Data analysis plan

1. Why a data analysis plan?
A data analysis plan helps you think through the data you will collect, what you will use it for, and how you will analyse it. Analysis planning can be an invaluable investment of time” (Center for Disease Control and Prevention, 2013)
The method for creating a data analysis plan in the context of a NIPN is not much different from the method used in a research context.
In the context of NIPN, the process should be simpler because:

  • A data analysis framework is already produced (step 3 of question formulation process) and forms the basis for the more detailed data analysis plan (after step 4 of question formulation process).
  • Section 3.4, pages 7 to 9 describes data analysis methodologies.
  • NIPN is about the use of existing data, it is not about designing a protocol for new data to be collected.

The next section describes briefly the content of a data analysis plan focusing on what is a bit specific to the NIPN.

As general recommendations:

  • Don’t panic!
  • Use the advice and experiences from colleagues and experts
  • Quickly contact an expert when necessary

Recommended sources to read:
Center for Disease Control and Prevention (2013) Creating an analysis plan. Atlanta.
Simpson, S.H. Creating a data analysis plan: what to consider when choosing statistics for a study (2015).

2. What is a data analysis plan?
Main sections of a data analysis plan (based on CDC module):

  • Main question and sub-questions
  • Dataset(s) to be used
  • Inclusion/exclusion criteria
  • Variables to be used in the main analysis
  • Statistical methods and software to be used
  • Table shells
    => Estimation of time and resources needed

3. Main question and sub-questions
At this stage, the policy relevant question (and, in some cases, its sub-questions) is already well defined (section 3.4, page 11).
Answering all the sub-questions will provide a full answer to the main question.

4. Dataset(s) to be used
The dataset(s) needed is (are) listed. In the context of the NIPN, particular attention may be needed on data management: as the dataset(s) may come from different sources and/or may not have been designed for the main question, there could be quite some work to be done to harmonise / append / clean the raw dataset(s).

  • Are the datasets comparable?
  • Are the indicators harmonised?
  • Is there a need to transform the data for the analysis?
    To answer these question, access to the datasets in question is required.
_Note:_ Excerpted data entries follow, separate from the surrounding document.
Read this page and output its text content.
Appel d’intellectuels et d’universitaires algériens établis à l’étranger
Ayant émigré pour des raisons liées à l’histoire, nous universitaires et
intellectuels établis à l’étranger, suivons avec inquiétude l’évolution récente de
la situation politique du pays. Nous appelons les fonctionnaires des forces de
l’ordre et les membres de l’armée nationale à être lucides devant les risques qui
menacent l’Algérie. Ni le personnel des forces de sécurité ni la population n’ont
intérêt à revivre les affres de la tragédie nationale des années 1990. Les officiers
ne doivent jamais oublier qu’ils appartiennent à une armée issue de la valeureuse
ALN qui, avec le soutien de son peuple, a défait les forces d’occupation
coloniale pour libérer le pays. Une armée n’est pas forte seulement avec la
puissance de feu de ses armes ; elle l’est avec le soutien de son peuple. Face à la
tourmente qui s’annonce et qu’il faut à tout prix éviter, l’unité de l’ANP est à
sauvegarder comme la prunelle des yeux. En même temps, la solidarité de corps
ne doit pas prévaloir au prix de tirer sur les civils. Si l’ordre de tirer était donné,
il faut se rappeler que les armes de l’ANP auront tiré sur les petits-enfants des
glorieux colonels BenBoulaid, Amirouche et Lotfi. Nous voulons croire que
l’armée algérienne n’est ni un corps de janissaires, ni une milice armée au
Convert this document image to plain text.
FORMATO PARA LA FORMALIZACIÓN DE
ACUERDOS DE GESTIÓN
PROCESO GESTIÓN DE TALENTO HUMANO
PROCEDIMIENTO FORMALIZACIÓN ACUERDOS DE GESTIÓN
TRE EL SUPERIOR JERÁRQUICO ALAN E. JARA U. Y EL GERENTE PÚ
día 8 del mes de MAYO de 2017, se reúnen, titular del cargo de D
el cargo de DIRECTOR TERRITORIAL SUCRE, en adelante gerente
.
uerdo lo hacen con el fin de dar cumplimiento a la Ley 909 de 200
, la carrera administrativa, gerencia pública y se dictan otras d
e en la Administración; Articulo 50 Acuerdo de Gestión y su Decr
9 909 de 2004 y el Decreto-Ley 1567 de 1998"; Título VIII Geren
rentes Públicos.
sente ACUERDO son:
5. Inclusion/exclusion criteria
In this section population subgroups, geographic scope, timeframe… are very precisely defined.
The definition of the data quality level is also required for the analysis.
Indeed, depending on the analysis, a more or less strict data quality level could be required.
This point is detailed in the Data Quality training module (section 3.3).

6. Variables to be used in the main analysis
In this section the exact variables/indicators to be used in the analysis must be defined.
For example, to analyse “obesity”, it needs to be defined whether the indicator is Body Mass Index (BMI) and if different categories of BMI will be used or the mean BMI or both.
In the context of NIPN, the harmonisation of the definition of indicators across datasets will be important.

7. Statistical methods and software to be used
Ensure coherence with section 4 of the guidance notes on data analysis.
Also, to provide only indisputable analysis (principle 3 section 3.4, page 4), make sure that the statistical method used is coherent with the datasets available and the data quality of these datasets. The choice of the statistical method is key to avoid over-interpretation of the data that could lead to misleading conclusions.
Does the NIPN team has the technical capacity to handle the statistical method and the software identified?

8. Table shells
Nothing specific to NIPN.

9. Estimation of time and resources
At this stage, a precise estimation of the time and resources needed to conduct the analysis should be made.
If this estimation lead to more time than the initial estimation made during the data analysis framework, you may adjust the question/s to be addressed first.